Carter County, KY: Home-Insurance Distress & Forced-Sale Pressure
Insurance distress in Carter County, Kentucky reads severe (82/100), in the top tier nationally — #318 nationally. Rising carrying cost from insurance — not the mortgage — is increasingly what pushes these owners to sell.
With construction distress at 45/100, the cost to rebuild is elevated, which feeds directly into what carriers charge.
Insurance distress rarely travels by itself, so in Carter County DLRadar aligns it with foreclosure, lien and ownership records — letting you separate owners squeezed only by coverage from those under broader financial strain.
What lifts Carter County's reading is a FEMA hazard score of 86/100; NFIP flood-claim stress of 76/100 over three years; these are exactly the risks that widen premiums and thin the carrier pool.
Because Carter County is rebuilt monthly from fresh federal and carrier inputs, the score you see is current to the latest renewal cycle, and its #318 national rank moves as conditions do.
For an acquisition buyer, a severe reading in Carter County is a targeting cue: it says a meaningful slice of local owners face a coverage bill that is rising faster than they planned for, and some of them will choose to sell rather than absorb it.
The county's three-year flood-loss ledger — 4 claims, $102,478 paid (~$25,619/claim) — is the evidence carriers use to justify higher rates or withdrawal.
Hazard exposure of 86/100 alongside 76/100 in flood-claim stress is the combination that turns Carter County owners into insurance-motivated sellers.
Every U.S. county gets this monthly insurance-distress read from FEMA, NFIP and carrier data, wired to parcel-level foreclosure, lien and ownership records. The payoff is early contact with insurance-pressured sellers, not late.
Deterministic.
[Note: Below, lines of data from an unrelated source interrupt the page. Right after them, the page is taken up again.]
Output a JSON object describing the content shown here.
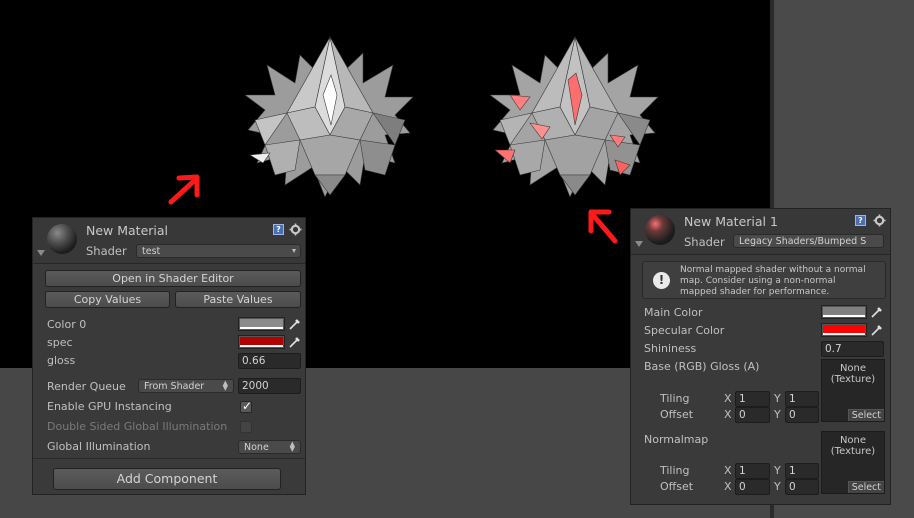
{
  "scene": {
    "colors": {
      "background": "#000000",
      "floor": "#474747",
      "arrow": "#ff1a1a"
    }
  },
  "inspector_left": {
    "title": "New Material",
    "shader_label": "Shader",
    "shader_value": "test",
    "open_shader_editor": "Open in Shader Editor",
    "copy_values": "Copy Values",
    "paste_values": "Paste Values",
    "properties": {
      "color0": {
        "label": "Color 0",
        "color": "#8c8c8c"
      },
      "spec": {
        "label": "spec",
        "color": "#b30000"
      },
      "gloss": {
        "label": "gloss",
        "value": "0.66"
      }
    },
    "render_queue": {
      "label": "Render Queue",
      "mode": "From Shader",
      "value": "2000"
    },
    "gpu_instancing": {
      "label": "Enable GPU Instancing",
      "checked": true
    },
    "double_sided_gi": {
      "label": "Double Sided Global Illumination",
      "checked": false
    },
    "global_illumination": {
      "label": "Global Illumination",
      "value": "None"
    },
    "add_component": "Add Component"
  },
  "inspector_right": {
    "title": "New Material 1",
    "shader_label": "Shader",
    "shader_value": "Legacy Shaders/Bumped S",
    "help_lines": [
      "Normal mapped shader without a normal",
      "map. Consider using a non-normal",
      "mapped shader for performance."
    ],
    "main_color": {
      "label": "Main Color",
      "color": "#808080"
    },
    "specular_color": {
      "label": "Specular Color",
      "color": "#ff0000"
    },
    "shininess": {
      "label": "Shininess",
      "value": "0.7"
    },
    "base_texture": {
      "label": "Base (RGB) Gloss (A)",
      "slot_line1": "None",
      "slot_line2": "(Texture)",
      "select": "Select",
      "tiling_label": "Tiling",
      "offset_label": "Offset",
      "x_label": "X",
      "y_label": "Y",
      "tiling_x": "1",
      "tiling_y": "1",
      "offset_x": "0",
      "offset_y": "0"
    },
    "normalmap": {
      "label": "Normalmap",
      "slot_line1": "None",
      "slot_line2": "(Texture)",
      "select": "Select",
      "tiling_label": "Tiling",
      "offset_label": "Offset",
      "x_label": "X",
      "y_label": "Y",
      "tiling_x": "1",
      "tiling_y": "1",
      "offset_x": "0",
      "offset_y": "0"
    }
  }
}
Every signal traces to a public dataset (FEMA, NFIP, Census) · how insurance distress works · methodology
Carter County insurance distress — FAQ
How bad is home-insurance distress in Carter County, Kentucky?
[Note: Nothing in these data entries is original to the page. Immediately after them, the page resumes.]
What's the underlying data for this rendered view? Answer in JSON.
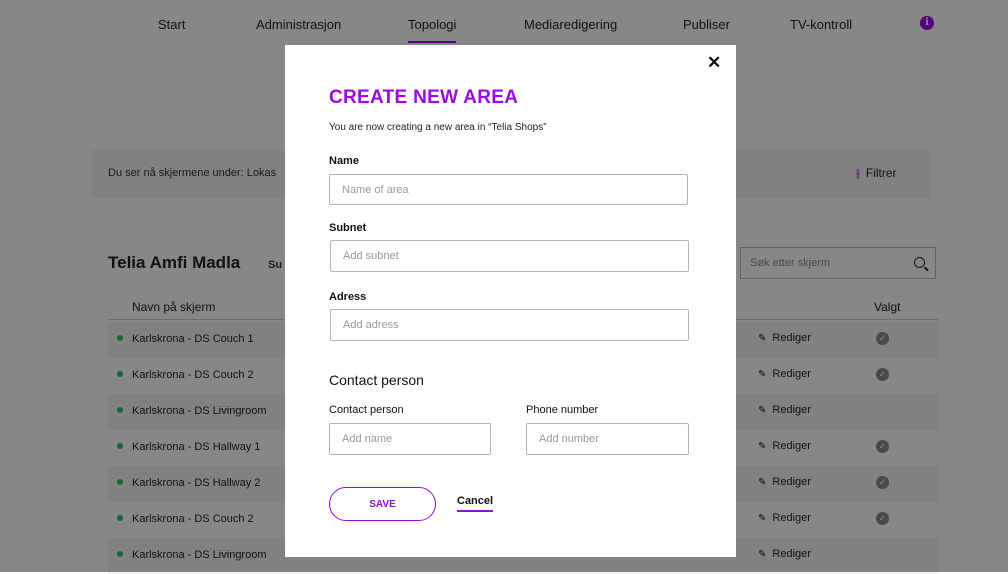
{
  "nav": {
    "items": [
      "Start",
      "Administrasjon",
      "Topologi",
      "Mediaredigering",
      "Publiser",
      "TV-kontroll"
    ],
    "active": "Topologi",
    "info_glyph": "i"
  },
  "filter": {
    "text": "Du ser nå skjermene under:  Lokas",
    "button_label": "Filtrer",
    "icon": "sliders-icon"
  },
  "location": {
    "title": "Telia Amfi Madla",
    "sub_fragment": "Su"
  },
  "search": {
    "placeholder": "Søk etter skjerm"
  },
  "table": {
    "columns": {
      "name": "Navn på skjerm",
      "selected": "Valgt"
    },
    "rows": [
      {
        "name": "Karlskrona - DS Couch 1",
        "edit": "Rediger",
        "selected": true
      },
      {
        "name": "Karlskrona - DS Couch 2",
        "edit": "Rediger",
        "selected": true
      },
      {
        "name": "Karlskrona - DS Livingroom",
        "edit": "Rediger",
        "selected": false
      },
      {
        "name": "Karlskrona - DS Hallway 1",
        "edit": "Rediger",
        "selected": true
      },
      {
        "name": "Karlskrona - DS Hallway 2",
        "edit": "Rediger",
        "selected": true
      },
      {
        "name": "Karlskrona - DS Couch 2",
        "edit": "Rediger",
        "selected": true
      },
      {
        "name": "Karlskrona - DS Livingroom",
        "edit": "Rediger",
        "selected": false
      }
    ],
    "check_glyph": "✓"
  },
  "modal": {
    "close_glyph": "✕",
    "title": "CREATE NEW AREA",
    "subtitle": "You are now creating a new area in “Telia Shops”",
    "name": {
      "label": "Name",
      "placeholder": "Name of area",
      "value": ""
    },
    "subnet": {
      "label": "Subnet",
      "placeholder": "Add subnet",
      "value": ""
    },
    "address": {
      "label": "Adress",
      "placeholder": "Add adress",
      "value": ""
    },
    "contact_section": "Contact person",
    "contact": {
      "label": "Contact person",
      "placeholder": "Add name",
      "value": ""
    },
    "phone": {
      "label": "Phone number",
      "placeholder": "Add number",
      "value": ""
    },
    "save_label": "SAVE",
    "cancel_label": "Cancel"
  },
  "colors": {
    "accent": "#990ae3",
    "status_green": "#1ec36b",
    "overlay": "rgba(0,0,0,0.47)"
  }
}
Carter County scores 82/100 for home-insurance distress (HIGH), ranking #318 of the 3,222 U.S. counties DLRadar scores. The reading is built from FEMA hazard exposure (86/100), NFIP flood-claim stress (76/100) and carrier pressure, updated monthly from public federal data.
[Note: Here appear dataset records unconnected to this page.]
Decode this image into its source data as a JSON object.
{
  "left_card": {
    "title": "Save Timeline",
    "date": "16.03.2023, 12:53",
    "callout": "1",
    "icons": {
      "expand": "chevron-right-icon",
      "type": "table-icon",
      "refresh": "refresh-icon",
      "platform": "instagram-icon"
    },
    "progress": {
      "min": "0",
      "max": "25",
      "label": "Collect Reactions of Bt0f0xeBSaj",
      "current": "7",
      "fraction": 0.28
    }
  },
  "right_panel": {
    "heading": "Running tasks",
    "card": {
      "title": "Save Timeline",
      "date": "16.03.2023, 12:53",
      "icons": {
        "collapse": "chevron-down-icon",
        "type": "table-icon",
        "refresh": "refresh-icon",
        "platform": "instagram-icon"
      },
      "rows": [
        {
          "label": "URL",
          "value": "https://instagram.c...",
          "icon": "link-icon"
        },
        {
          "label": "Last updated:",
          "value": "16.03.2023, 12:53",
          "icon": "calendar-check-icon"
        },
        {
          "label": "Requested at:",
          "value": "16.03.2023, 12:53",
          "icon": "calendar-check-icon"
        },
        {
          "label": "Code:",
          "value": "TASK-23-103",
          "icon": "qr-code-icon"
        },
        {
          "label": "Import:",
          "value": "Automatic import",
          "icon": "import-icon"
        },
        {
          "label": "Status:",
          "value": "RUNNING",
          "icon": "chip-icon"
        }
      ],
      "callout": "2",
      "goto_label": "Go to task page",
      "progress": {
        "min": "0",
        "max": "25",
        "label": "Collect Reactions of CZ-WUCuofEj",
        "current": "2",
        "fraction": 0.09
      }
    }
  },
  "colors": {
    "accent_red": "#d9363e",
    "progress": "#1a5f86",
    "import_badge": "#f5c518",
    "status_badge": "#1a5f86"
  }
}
How many flood-insurance claims has Carter County had?
Over the trailing three years, Carter County recorded 4 NFIP flood claims with $102,478 paid out, roughly $25,619 per claim. That loss history is a primary input insurers use when they raise premiums or decline to renew.
Why does insurance distress create distressed sellers in Carter County?
When premiums in Carter County rise faster than owners budgeted — or carriers stop writing policies altogether — the carrying cost of a home can climb past what an owner can sustain. Many list and sell rather than absorb it, often before any mortgage-default or foreclosure signal appears, which is why DLRadar treats insurance distress as an upstream, leading indicator of supply.